The Treasury has raised domestic borrowing goal for the current financial year, which started in July, by Sh29.72 billion on fears of a deeper shortfall in tax receipts than earlier projected.
Treasury Cabinet Secretary Ukur Yatani said in a gazette notice last Friday the Treasury would target Sh524.69 billion fresh debt from domestic investors, 6.0 per cent more than the Sh494.98 billion it had estimated at the beginning of the financial year in July.
This came after tax collections by the Kenya Revenue Authority (KRA) fell 15.03 per cent, or Sh33.27 billion, in the first two months of this fiscal year to Sh188.08 billion on prolonged knock-on effects of the Covid-19 containment measures on economic activity.

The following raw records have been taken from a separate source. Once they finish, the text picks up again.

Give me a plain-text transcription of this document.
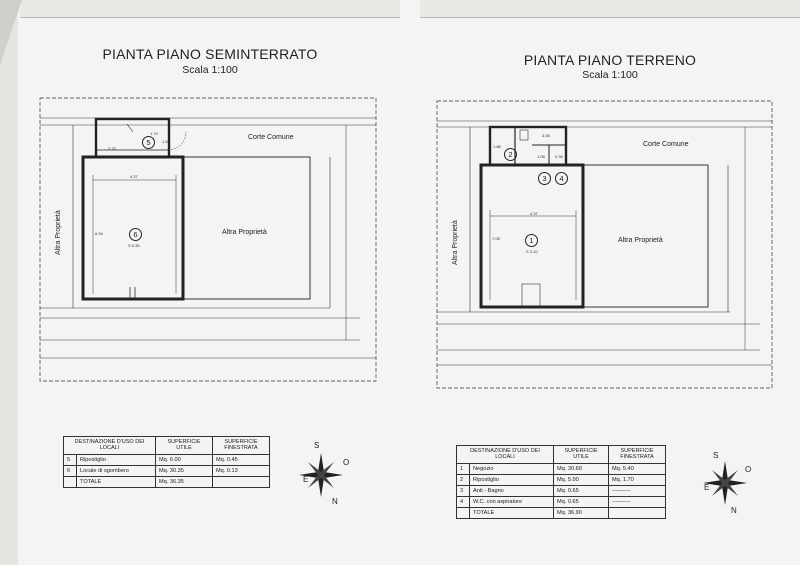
PIANTA PIANO SEMINTERRATO
Scala 1:100
Corte Comune
Altra Proprietà	Altra Proprietà
5
6
4.37
6.94
3.75
1.5
1.70
S 0.35
DESTINAZIONE D'USO DEI LOCALI		SUPERFICIE UTILE	SUPERFICIE FINESTRATA
5	Ripostiglio	Mq. 6.00	Mq. 0.45
6	Locale di sgombero	Mq. 30.35	Mq. 0.13
	TOTALE	Mq. 36.35	
S
O
E
N
PIANTA PIANO TERRENO
Scala 1:100
Corte Comune
Altra Proprietà	Altra Proprietà
1
2
3	4
4.37
7.08
1.88
3.08
1.08	0.35
S 3.10
DESTINAZIONE D'USO DEI LOCALI		SUPERFICIE UTILE	SUPERFICIE FINESTRATA
1	Negozio	Mq. 30.60	Mq. 5.40
2	Ripostiglio	Mq. 5.00	Mq. 1.70
3	Anti - Bagno	Mq. 0.65	----------
4	W.C. con aspiratore	Mq. 0.65	----------
	TOTALE	Mq. 36.90	
S
O
E
N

Mr Yatani has this month cut total tax collection forecast for this financial year ending June 2021 by Sh91.2 billion to Sh1.42 trillion compared with his earlier estimates of Sh1.51 trillion in June because of "persistent adverse effects of the Covid-19 pandemic" on economic activity.
This will raise the budget deficit, largely bridged through borrowing, to 8.4 per cent from 7.5 per cent he had budgeted in June, according to the draft 2020 Budget Review and Outlook Paper.
"A rise in the government's borrowing requirements to finance the deficit will intensify financing risks arising from a high share of short-term Treasury bills and maturing external debt," analysts at global credit rating agency Moody's wrote in a September report on Kenya last week.
"Given the flattening of the yield curve, we expect the government to continue to rely more on longer-term debt issuance rather than Treasury bills."
The upward revision will push total domestic debt goal to nearly Sh786.65 billion from earlier estimates of Sh756.93 billion, taking into account projected rollover of maturing debt.
The Treasury plans to roll over Sh261.96 billion this financial year, 17.69 per cent growth over Sh222.58 billion redemptions in the year ended June 2020.
Net domestic borrowing in July-August period amounted to Sh121.67 billion, 80.13 per cent higher than the same period a year earlier.
"Covid pandemic has adversely affected economic activity and the low uptake of credit by the private sector has increased availability of loanable funds to the government," said Haron Sirima, director-general for public debt management at the Treasury, on August 7.
"With increased liquidity and decline in rates, the government sought to front-load borrowing to finance critical development expenditures at the lowest cost, but balancing the need to not crowd-out the private sector."